This year, I’m turning 25 (the same age as young Obi-Wan Kenobi in Star Wars Episode I), and I’m also about to enter into my first Mentor-Mentee relationship (like Obi-Wan Kenobi had with Qui-Gon Jinn in Star Wars Episode I). Many of you will be in the same boat, albeit a much younger boat which probably still has all of its oars. Initiatives such as the Alumni as Mentors Programme are looking to start again in the next few months, and offer great opportunities for you to learn from Victoria University’s own Jedi Masters (or graduates). With this in mind, I’ve been trawling the internet to find out how to get the most out of your time spent as a Padawan. So, here’s what I found out about being a good growing Jedi, no matter what age you are…
Don’t put it all on your mentor
You want to learn from them, right? So don’t make it seem like you’re doing them a favour just by turning up to the meetings – they’re primarily for your benefit (although a good relationship will mean that your mentor learns by teaching you as well). Think about what you’d like to devote your meeting times to, and take their advice on board when they offer suggestions. On the other hand, don’t pester them. No matter how busy you are, they’re probably just as busy, if not even more. Find a balance that works for you, and don’t feel bad about giving them a nudge every now and again to remind them that you exist. Just keep it polite. Remember, no Padawan wants to turn their Master into a Sith.
Set reasonable goals for yourself, and talk to your mentor about how to achieve them
You can’t just show up on the first day with the expectation that your mentor will just wave their hands and you’ll suddenly know all about the ways of the Force. Take the time to think about what you really want to get out of your time together. Have goals in mind before you meet up, rather than just saying “I want to be happier and also to blow up the Death Star”. It might help you to break them down a bit, eg “I want to manage my time better so I will have more time to spend doing things I enjoy, and be a better X-Wing pilot so that I can master Death Star destruction”. Your mentor might be able to help you break these down into smaller, measurable steps too, so you can both keep track of how well you are improving – maybe by starting out by blowing up TIE Fighters, then Star Destroyers before moving on to big things like the Death Star…

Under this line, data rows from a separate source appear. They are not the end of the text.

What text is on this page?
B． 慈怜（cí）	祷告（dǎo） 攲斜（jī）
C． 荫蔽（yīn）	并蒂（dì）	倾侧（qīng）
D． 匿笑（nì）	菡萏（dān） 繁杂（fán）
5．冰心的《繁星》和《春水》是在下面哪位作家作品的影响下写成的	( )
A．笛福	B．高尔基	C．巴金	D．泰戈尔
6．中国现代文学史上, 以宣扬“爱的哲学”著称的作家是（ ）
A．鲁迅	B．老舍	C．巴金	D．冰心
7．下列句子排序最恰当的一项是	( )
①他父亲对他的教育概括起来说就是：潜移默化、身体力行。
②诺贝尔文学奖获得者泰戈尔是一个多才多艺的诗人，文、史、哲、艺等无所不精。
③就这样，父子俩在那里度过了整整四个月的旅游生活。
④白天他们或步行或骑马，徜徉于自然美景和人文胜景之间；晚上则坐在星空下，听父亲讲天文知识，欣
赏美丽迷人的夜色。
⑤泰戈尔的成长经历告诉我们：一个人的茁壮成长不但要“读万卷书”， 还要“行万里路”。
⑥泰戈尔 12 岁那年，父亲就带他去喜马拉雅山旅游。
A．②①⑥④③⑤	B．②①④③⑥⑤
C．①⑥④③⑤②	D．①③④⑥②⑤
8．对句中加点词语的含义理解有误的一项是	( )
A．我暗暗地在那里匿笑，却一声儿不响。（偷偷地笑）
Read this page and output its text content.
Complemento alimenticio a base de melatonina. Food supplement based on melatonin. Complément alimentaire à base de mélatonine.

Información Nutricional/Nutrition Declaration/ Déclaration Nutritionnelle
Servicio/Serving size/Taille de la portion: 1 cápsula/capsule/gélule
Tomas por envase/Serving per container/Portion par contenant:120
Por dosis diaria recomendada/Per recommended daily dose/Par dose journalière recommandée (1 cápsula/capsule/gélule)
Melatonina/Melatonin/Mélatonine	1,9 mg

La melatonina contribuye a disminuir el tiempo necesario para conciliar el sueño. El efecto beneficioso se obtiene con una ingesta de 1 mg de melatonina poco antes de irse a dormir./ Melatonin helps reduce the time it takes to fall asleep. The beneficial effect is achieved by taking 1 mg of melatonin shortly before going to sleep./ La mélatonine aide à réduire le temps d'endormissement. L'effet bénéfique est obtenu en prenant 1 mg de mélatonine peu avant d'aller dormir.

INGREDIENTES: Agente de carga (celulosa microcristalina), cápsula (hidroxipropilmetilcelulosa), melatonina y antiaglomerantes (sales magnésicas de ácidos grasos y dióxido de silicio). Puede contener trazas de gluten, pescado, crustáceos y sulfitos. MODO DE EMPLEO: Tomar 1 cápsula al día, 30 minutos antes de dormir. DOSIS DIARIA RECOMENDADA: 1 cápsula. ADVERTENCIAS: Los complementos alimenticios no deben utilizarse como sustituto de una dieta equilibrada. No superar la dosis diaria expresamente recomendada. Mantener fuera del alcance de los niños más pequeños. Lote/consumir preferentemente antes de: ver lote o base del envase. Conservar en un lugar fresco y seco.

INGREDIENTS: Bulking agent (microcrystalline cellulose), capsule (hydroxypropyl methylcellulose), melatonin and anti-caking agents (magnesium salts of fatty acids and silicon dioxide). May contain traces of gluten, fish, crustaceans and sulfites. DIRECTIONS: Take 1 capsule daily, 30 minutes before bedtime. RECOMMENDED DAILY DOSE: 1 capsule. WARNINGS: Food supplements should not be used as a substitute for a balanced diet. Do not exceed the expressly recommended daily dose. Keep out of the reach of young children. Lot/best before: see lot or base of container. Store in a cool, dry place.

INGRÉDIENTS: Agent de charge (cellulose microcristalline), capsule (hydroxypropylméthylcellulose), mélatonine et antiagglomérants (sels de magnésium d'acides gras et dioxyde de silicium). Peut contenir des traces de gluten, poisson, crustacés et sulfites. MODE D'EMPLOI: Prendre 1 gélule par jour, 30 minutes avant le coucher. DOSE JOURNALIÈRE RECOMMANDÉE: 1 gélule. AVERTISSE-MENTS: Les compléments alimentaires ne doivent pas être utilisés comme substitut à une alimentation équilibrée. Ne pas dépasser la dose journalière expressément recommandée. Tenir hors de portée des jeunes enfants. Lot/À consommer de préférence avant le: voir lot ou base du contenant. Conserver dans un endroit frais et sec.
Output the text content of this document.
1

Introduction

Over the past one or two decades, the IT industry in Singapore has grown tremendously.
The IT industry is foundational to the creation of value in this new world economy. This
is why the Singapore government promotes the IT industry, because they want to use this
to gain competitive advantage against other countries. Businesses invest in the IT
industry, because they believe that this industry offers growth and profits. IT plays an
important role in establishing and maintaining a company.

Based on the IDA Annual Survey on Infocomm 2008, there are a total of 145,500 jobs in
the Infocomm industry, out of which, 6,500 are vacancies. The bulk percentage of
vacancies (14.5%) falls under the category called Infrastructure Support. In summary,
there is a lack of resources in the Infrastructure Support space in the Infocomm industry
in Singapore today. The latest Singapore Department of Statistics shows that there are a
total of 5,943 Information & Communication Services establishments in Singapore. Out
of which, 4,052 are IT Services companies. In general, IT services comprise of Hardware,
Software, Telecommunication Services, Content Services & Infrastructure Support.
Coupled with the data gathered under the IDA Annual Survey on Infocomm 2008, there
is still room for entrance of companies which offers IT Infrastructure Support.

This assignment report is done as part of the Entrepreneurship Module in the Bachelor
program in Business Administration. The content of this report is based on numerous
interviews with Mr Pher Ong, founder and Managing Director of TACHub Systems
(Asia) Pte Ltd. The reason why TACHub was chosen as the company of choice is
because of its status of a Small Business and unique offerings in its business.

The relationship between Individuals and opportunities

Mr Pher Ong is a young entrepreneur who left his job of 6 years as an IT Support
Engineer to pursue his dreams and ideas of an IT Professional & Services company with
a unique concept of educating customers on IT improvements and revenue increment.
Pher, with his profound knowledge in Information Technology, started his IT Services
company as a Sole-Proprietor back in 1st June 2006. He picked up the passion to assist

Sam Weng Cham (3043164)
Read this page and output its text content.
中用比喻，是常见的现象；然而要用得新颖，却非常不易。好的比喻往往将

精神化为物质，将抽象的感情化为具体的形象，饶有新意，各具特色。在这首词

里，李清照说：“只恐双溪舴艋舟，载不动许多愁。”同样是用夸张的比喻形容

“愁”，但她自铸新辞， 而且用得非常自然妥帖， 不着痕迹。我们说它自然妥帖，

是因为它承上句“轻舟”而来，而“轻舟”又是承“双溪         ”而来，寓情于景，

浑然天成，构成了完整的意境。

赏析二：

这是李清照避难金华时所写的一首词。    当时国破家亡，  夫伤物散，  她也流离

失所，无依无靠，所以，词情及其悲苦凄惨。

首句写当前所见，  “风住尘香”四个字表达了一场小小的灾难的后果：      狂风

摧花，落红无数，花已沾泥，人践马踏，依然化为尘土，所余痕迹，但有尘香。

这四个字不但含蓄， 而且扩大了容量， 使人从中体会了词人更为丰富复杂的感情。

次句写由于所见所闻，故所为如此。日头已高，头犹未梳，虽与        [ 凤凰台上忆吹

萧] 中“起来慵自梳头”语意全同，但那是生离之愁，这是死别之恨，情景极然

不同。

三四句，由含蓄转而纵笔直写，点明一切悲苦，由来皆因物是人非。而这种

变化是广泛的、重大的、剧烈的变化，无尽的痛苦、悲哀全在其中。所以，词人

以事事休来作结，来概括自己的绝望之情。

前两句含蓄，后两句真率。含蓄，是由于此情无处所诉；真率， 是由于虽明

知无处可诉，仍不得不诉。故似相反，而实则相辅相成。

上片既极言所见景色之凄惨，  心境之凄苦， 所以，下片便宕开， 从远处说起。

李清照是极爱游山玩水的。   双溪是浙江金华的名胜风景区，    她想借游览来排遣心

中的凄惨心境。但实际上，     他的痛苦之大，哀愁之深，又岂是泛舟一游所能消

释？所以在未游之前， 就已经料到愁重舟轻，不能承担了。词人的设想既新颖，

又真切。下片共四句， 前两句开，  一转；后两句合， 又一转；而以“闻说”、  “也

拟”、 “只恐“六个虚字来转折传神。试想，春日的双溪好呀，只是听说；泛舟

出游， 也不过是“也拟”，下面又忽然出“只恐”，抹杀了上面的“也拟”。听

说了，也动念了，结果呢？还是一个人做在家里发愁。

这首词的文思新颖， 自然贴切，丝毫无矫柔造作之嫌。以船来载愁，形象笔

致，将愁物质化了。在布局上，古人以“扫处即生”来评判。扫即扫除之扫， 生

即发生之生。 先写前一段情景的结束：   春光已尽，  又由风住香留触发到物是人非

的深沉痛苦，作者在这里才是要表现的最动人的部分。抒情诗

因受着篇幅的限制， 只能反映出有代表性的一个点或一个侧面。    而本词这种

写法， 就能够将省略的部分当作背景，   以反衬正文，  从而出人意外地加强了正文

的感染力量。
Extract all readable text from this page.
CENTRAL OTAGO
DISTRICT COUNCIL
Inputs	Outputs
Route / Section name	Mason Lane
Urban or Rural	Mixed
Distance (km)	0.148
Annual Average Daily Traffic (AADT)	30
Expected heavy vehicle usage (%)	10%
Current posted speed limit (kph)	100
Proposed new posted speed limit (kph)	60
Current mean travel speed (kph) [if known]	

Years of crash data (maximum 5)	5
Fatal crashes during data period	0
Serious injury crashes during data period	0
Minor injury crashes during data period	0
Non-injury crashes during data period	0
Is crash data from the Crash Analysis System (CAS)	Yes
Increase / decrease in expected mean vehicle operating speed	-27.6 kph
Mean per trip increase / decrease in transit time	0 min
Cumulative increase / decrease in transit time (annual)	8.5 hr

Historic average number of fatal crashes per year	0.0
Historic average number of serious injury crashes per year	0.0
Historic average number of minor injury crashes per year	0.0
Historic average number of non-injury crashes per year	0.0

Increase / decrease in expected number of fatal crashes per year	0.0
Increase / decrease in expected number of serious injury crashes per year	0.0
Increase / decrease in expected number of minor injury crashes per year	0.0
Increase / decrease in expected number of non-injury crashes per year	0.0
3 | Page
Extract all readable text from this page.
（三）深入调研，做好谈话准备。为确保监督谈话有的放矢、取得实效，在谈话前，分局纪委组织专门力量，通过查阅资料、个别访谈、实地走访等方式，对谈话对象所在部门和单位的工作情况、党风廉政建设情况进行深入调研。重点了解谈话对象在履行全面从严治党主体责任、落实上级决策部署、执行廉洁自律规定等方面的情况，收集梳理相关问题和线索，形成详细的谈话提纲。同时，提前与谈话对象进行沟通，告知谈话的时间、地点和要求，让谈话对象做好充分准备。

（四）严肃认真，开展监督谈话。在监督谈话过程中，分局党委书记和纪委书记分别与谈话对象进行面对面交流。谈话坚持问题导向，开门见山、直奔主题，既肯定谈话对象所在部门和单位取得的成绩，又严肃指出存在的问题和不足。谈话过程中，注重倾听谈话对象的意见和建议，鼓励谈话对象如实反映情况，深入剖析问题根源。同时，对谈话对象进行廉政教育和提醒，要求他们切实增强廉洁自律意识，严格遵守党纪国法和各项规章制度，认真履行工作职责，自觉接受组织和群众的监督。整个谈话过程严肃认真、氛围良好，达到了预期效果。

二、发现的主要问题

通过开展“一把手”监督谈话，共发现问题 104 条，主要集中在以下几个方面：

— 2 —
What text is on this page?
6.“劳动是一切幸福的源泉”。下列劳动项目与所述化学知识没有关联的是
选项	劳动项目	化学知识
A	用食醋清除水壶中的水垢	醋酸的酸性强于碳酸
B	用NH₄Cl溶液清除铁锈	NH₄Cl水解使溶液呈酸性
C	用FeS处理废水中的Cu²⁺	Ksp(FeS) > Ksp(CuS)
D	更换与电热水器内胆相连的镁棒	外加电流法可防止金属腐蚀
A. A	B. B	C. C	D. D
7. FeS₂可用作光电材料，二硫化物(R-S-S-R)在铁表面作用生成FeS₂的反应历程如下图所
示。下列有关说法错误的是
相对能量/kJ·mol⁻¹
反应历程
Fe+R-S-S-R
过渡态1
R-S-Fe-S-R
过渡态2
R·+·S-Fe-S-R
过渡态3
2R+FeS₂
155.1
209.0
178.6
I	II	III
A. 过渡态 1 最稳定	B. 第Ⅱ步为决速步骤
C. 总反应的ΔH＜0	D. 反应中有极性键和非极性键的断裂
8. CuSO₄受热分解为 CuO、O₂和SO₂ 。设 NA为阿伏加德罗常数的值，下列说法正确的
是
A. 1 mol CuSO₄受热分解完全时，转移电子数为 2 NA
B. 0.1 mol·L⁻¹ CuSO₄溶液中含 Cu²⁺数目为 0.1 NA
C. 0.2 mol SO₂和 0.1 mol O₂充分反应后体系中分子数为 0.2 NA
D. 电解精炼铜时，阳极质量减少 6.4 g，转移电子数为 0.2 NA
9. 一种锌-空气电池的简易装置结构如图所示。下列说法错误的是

Don’t just do everything your mentor says without question
By all means, try everything they suggest, but make sure you have a good idea why they are suggesting it. If they tell you that it helps them to sing ‘Let it Go’ really loudly with a backing mariachi band at the start of every office presentation they had to give, then that’s what worked for them. But if you think it sounds silly, then it doesn’t hurt to let them know (politely! Remember, Sith make bad mentors!). Ask them why they think it would be a good idea for you, or how they think you would benefit from it. Your mentor is there to help you, so if something’s not helpful, they need to know just as badly as you want to tell them that you hate mariachi music and looking like a ninny.
Don’t be too sensitive
This is one of the hard ones. It’s difficult to remember that it’s your mentor’s job in the relationship to provide open, honest feedback to help you grow. It’s not fault-finding, or being picky, it’s for your benefit. If they pull you up on your lightsaber handling technique, it’s to stop you getting beheaded in the future by a dual-blade-wielding Sith.
So go forth, fellow Padawans, and may the Force be with us all.
Oh, and if you and your mentor get into a fight with a dual-blade-wielding Sith, then GO BE AWESOME!